Enfant d’immigrés italiens, stéphanois de naissance et ancien ouvrier, Fils Cara descend d’une fière lignée de poètes dont les chefs de file seraient Rimbaud, Gainsbourg et Kurt Cobain. Son premier EP Volume est la pierre fondatrice d’un talent naissant.

Signé sur le label phénomène Microqlima (L’Impératrice, Isaac Delusion, Pépite), Fils Cara vient d’arriver à Paris pour vivre son projet musical. Avant cela, le chanteur bossait à l’usine à Saint-Etienne où il rêvait de mélodies qui font carrière, et de mots qui remplissent l’assiette. Entre deux pauses clopes, les astres ont parlé.

Ce qui ressemblait à une dimension parallèle n’existe pas seulement dans les livres qui tapissent son jargon : Fils Cara a attrapé au vol l’opportunité d’une vie d’artiste en nous ébouriffant avec sa poésie au flow de plume. Son premier EP Volume monte le son pour nous dire que rien n’est impossible à celui qui croit, travaille et n’abandonne jamais.

Melting-pot d’avant et d’après

Sorti le 17 janvier, son mini-album fusionne son phrasé poétique à de l’argot urbain, son urgence contemporaine à de la chanson française, la culture noble à une autre plus populaire. Imagine que Mike City ait produit un track de Gainsbourg ; le vertige est là. Continuité de ce bouillonnement musical, l’artiste a dévoilé un triptyque de clips mêlant grande peinture et imagerie Instagram. Chaque film de ses trois singles Nanna, Contre-Jour et Cigogne décline le même procédé : un tableau animé qui se révèle dans un long travelling arrière en format vertical.

Imagine qu’un touriste prenne une story de l’expo Fils Cara au Louvre ; le vertige s’étire. Sois rassuré, le chanteur n’est pas prêt de se laisser parquer entre de bourgeoises colonnades de marbre, soient-elles italiennes comme ses ancêtres.

« T’étais qu’un visage dans la foule, puis boom, figé » Fils Cara – Nanna © Pierre-Emmanuel Testard
Marin : Hello Fils Cara. Quelle est l’origine de ton nom d’artiste ?

Fils Cara : Cara est le prénom de ma mère sicilienne, je suis né dans une famille issue de l’immigration. J’ai choisi ce nom en clin d’œil à ma mère pour porter sa bonne étoile. Dans ma famille, on croit à ça. À terme, le projet est d’aller puiser dans mes racines familiales pour raconter quelque chose d’universel.

M. : Pourquoi avoir choisi de signer sur Microqlima… Qui est associé à une scène moins urbaine que tes sons ?

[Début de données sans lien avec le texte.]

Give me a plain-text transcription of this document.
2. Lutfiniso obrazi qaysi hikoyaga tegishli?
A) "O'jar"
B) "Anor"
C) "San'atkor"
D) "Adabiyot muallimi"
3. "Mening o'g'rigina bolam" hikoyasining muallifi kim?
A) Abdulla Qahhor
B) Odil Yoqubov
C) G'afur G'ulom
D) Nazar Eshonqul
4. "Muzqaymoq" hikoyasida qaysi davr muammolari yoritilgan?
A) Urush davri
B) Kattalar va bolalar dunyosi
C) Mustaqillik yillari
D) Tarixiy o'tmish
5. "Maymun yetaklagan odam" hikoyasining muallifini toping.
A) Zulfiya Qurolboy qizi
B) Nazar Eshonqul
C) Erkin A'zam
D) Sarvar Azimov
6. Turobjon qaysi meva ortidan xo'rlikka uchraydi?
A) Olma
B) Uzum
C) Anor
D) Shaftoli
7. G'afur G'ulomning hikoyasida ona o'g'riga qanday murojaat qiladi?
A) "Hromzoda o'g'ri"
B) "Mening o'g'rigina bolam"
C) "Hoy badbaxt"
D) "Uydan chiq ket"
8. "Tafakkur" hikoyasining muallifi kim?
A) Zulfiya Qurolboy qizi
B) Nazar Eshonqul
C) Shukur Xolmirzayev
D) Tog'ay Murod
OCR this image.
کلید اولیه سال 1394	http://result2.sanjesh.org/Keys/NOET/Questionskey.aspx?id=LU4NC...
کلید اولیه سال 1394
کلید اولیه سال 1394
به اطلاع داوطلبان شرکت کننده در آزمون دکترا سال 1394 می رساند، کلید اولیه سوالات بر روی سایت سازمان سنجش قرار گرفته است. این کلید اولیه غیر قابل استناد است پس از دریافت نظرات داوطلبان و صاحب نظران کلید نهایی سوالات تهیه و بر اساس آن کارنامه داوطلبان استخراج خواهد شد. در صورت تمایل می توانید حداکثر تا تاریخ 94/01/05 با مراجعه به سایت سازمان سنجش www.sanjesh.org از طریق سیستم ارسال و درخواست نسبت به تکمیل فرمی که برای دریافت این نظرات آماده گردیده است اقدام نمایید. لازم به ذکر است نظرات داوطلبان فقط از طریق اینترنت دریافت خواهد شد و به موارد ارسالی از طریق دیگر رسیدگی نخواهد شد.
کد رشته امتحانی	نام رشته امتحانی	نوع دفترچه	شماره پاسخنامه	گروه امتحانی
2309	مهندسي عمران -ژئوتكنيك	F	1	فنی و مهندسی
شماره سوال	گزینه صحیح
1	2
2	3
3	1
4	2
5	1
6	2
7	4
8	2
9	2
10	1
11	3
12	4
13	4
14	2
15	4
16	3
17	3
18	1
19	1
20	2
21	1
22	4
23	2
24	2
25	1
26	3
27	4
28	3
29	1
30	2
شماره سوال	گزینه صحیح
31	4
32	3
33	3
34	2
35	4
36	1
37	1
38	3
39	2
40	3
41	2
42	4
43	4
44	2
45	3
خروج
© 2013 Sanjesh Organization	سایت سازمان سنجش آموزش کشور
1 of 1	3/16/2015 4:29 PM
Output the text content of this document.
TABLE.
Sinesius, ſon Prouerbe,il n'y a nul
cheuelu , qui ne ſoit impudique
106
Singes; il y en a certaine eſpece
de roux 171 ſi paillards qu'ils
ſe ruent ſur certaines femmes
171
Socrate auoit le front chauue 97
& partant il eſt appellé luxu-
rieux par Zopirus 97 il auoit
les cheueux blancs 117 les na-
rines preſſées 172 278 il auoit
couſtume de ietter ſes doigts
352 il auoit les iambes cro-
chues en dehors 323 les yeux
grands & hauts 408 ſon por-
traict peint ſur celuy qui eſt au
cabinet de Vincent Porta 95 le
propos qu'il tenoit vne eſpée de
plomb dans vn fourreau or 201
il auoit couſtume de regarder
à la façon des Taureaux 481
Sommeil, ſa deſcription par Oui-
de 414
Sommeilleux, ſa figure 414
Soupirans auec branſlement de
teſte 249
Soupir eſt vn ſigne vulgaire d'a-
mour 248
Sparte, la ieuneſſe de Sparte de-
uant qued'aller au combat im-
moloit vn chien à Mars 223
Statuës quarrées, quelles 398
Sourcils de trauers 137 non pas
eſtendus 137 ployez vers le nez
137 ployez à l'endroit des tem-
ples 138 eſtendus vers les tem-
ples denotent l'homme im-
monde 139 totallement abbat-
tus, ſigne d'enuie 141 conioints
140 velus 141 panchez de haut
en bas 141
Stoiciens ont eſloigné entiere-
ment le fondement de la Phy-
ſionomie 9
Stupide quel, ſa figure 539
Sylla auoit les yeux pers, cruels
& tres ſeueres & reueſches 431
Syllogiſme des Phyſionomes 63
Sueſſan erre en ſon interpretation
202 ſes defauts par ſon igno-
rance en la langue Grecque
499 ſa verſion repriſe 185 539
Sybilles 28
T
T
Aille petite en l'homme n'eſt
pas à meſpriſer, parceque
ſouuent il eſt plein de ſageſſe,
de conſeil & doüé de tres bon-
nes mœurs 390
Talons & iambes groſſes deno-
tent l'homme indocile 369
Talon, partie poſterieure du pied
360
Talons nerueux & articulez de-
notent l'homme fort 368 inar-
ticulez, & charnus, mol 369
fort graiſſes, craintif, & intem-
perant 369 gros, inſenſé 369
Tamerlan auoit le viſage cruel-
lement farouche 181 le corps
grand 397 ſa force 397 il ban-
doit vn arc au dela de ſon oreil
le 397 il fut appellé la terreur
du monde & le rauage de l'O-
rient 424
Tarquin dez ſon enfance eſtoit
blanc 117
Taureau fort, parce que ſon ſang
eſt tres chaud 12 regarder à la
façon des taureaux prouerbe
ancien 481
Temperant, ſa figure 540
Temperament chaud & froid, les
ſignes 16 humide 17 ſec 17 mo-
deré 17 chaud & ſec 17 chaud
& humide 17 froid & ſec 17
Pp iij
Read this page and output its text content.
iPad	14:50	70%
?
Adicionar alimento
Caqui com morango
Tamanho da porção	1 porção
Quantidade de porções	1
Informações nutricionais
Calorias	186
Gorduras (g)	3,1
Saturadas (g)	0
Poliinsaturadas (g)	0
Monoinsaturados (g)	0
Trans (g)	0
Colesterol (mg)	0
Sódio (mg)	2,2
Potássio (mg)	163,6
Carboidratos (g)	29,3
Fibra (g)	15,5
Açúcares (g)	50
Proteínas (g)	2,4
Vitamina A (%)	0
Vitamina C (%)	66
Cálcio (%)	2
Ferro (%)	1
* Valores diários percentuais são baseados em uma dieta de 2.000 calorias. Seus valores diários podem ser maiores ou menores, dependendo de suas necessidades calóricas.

FC. : Déjà, je fantasmais le concept de label indépendant comme pouvait l’être Sub Pop dans les années 90 à Seattle. Je suis conscient que ma « poésie urbaine » n’est pas forcément rattachée à l’image des groupes de Microqlima (ndlr, Isaac Delusion, L’Impératrice, Pépite). Ce qui m’intéresse c’est la démarche botanique de Microqlima. On plante une graine et on attend de voir comment elle germe. C’est une petite serre où chaque artiste est agent de sa propre météo.

M. : C’est grâce à l’un de tes anciens projets que le label t’a repéré…

FC. : Oui, mon projet s’appelait Klë en référence au peintre Paul Klee. C’est un projet que j’avais à Saint-Etienne, où je suis né et où j’ai grandi. Je lui ai donné naissance avec un EP quand je travaillais à l’usine avec mon frère. C’est grâce à un morceau portant le nom de la célèbre metteure en scène Ariane Mnouchkine qu’Antoine le fondateur de Microqlima m’a contacté.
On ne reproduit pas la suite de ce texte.